I am not the least bit crazy about critiquing the newspaper where my career ended.
However, I’m going to bite down hard and offer this brief observation about how the newspaper is surrendering its relevance to local readers.
The Amarillo Globe-News is going through a transition at this moment. It has turned the lights out at the building where it was headquartered for decades and has moved into the 31-story bank tower that dominates the downtown Amarillo, Texas, skyline.
The Globe-News physical presence has been absorbed into another corporate entity.
But it’s also doing something else I find totally repugnant. Its editorial page has been co-opted by “canned editorials” that the paper’s publishers are printing in the space that used to be the domain of the newspaper’s locally driven editorial policy.
The paper’s director of commentary, David R. Henry, has left the paper to work for Amarillo City Hall.
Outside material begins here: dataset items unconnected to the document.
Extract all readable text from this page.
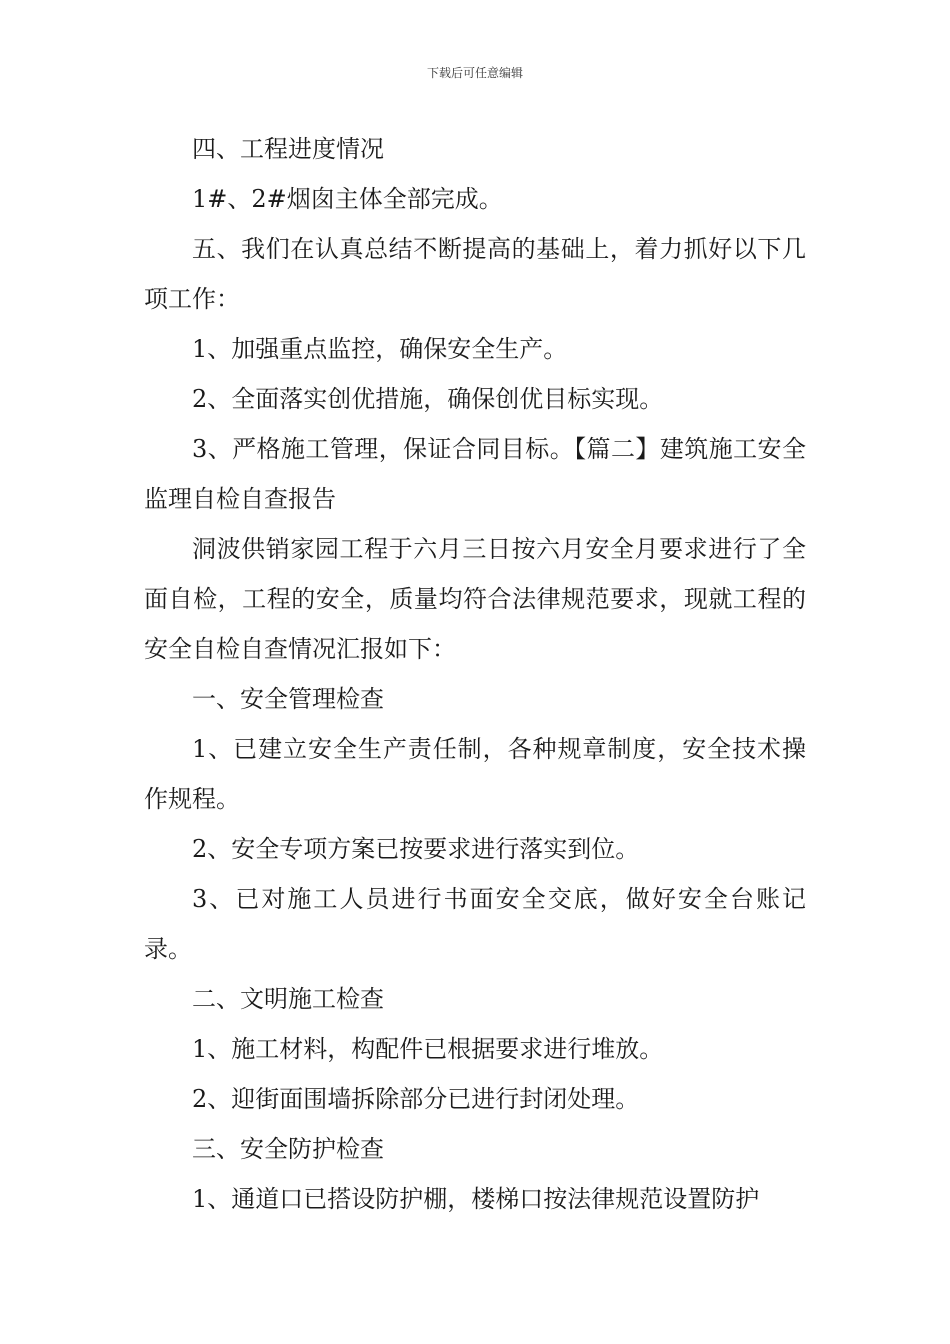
下载后可任意编辑

四、工程进度情况

1#、2#烟囱主体全部完成。

五、我们在认真总结不断提高的基础上，着力抓好以下几项工作：

1、加强重点监控，确保安全生产。

2、全面落实创优措施，确保创优目标实现。

3、严格施工管理，保证合同目标。【篇二】建筑施工安全监理自检自查报告

洞波供销家园工程于六月三日按六月安全月要求进行了全面自检，工程的安全，质量均符合法律规范要求，现就工程的安全自检自查情况汇报如下：

一、安全管理检查

1、已建立安全生产责任制，各种规章制度，安全技术操作规程。

2、安全专项方案已按要求进行落实到位。

3、已对施工人员进行书面安全交底，做好安全台账记录。

二、文明施工检查

1、施工材料，构配件已根据要求进行堆放。

2、迎街面围墙拆除部分已进行封闭处理。

三、安全防护检查

1、通道口已搭设防护棚，楼梯口按法律规范设置防护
The newspaper had ceased commenting on exclusively local issues for some time prior to the director of commentary’s departure. Now, though, it is running editorials that (a) reflect the corporate ownership’s conservative editorial philosophy and (b) have not a damn thing to do with issues relevant to Amarillo and the Texas Panhandle.
My hope is that GateHouse Media, the paper’s new owners, wise up to the need to restore the paper’s local relevance on its editorial page. Given that I know not a thing about GateHouse, my hope must stand on its own.
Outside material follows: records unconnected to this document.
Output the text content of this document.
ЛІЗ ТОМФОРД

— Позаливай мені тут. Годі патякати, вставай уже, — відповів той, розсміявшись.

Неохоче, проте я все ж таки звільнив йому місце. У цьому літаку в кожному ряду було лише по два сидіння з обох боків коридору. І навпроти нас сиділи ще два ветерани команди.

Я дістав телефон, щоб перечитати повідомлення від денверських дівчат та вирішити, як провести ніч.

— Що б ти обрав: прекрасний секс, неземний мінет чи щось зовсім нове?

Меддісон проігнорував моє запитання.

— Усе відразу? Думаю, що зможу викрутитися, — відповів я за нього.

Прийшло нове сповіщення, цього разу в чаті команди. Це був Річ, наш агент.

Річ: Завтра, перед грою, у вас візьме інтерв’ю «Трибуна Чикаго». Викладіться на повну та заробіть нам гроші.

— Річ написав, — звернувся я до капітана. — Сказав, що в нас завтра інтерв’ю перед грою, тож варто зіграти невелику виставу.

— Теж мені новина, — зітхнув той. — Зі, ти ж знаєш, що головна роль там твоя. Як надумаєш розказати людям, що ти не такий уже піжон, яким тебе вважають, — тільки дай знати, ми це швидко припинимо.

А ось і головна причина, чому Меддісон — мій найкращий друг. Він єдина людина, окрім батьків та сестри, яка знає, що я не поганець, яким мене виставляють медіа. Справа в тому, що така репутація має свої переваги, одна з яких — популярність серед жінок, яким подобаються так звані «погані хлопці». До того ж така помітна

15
A couple of years before I left the paper, I embarked on a policy to localize the paper’s editorial policy. I actually kept a log of editorial topics published daily. My goal was to concentrate on local/regional issues; state issues became No. 2 on our priority list. My thought, which I shared with the publisher (when we still had a relationship), was that readers didn’t really care what we thought about national or international issues. They were getting their fill of others’ perspective on Obamacare, taxes, world peace and climate change. They could turn only to the Globe-News for commentary on issues close to home.
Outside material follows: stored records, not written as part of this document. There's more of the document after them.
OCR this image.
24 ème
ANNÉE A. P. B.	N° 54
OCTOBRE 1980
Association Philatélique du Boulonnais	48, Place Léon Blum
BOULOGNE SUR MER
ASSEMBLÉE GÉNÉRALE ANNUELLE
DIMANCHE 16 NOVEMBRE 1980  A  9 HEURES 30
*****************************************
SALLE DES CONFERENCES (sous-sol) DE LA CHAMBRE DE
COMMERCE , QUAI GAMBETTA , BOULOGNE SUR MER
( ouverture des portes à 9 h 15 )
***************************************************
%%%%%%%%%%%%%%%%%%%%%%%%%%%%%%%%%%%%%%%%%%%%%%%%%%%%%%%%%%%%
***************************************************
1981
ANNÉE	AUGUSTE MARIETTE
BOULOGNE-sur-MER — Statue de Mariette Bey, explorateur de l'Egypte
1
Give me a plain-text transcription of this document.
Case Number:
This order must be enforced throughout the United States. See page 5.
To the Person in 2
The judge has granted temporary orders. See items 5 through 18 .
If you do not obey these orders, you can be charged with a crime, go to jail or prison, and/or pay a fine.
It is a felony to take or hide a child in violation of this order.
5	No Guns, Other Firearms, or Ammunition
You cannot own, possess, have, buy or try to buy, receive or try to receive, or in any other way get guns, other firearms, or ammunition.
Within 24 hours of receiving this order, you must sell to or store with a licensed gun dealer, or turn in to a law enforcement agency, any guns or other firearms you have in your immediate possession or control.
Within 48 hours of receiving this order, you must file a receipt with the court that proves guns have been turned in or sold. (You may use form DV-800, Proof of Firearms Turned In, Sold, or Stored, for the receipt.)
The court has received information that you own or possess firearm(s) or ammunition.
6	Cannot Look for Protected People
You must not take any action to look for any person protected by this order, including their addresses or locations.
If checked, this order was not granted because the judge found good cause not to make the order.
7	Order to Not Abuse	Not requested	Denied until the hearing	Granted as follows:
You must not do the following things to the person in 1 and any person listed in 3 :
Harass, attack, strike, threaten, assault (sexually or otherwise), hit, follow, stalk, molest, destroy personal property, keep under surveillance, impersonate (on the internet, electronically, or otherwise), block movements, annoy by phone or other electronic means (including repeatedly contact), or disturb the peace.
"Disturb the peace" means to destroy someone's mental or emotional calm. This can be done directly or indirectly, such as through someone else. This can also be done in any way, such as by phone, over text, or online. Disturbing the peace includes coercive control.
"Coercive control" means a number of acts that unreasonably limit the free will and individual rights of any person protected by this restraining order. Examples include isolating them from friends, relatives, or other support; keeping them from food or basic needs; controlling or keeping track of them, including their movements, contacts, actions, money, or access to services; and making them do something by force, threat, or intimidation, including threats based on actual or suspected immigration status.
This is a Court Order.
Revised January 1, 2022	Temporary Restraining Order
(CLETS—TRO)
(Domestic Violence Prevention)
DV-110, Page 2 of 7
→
We sought to deliver that message to them. We were successful in that effort.
I recall a couple of months when we published only local/regional editorials for the entire month. The publisher said he was pleased with that result.
Then I got “reorganized” out of my job. I resigned from the Globe-News and the editorial policy we had pursued gave way to another editorial strategy. Fine. That was their call.
Now, though, the Globe-News’s editorial policy reflects, well, no interest in what’s happening locally.
It’s a shame. However, it can be corrected. I hope the correction occurs soon.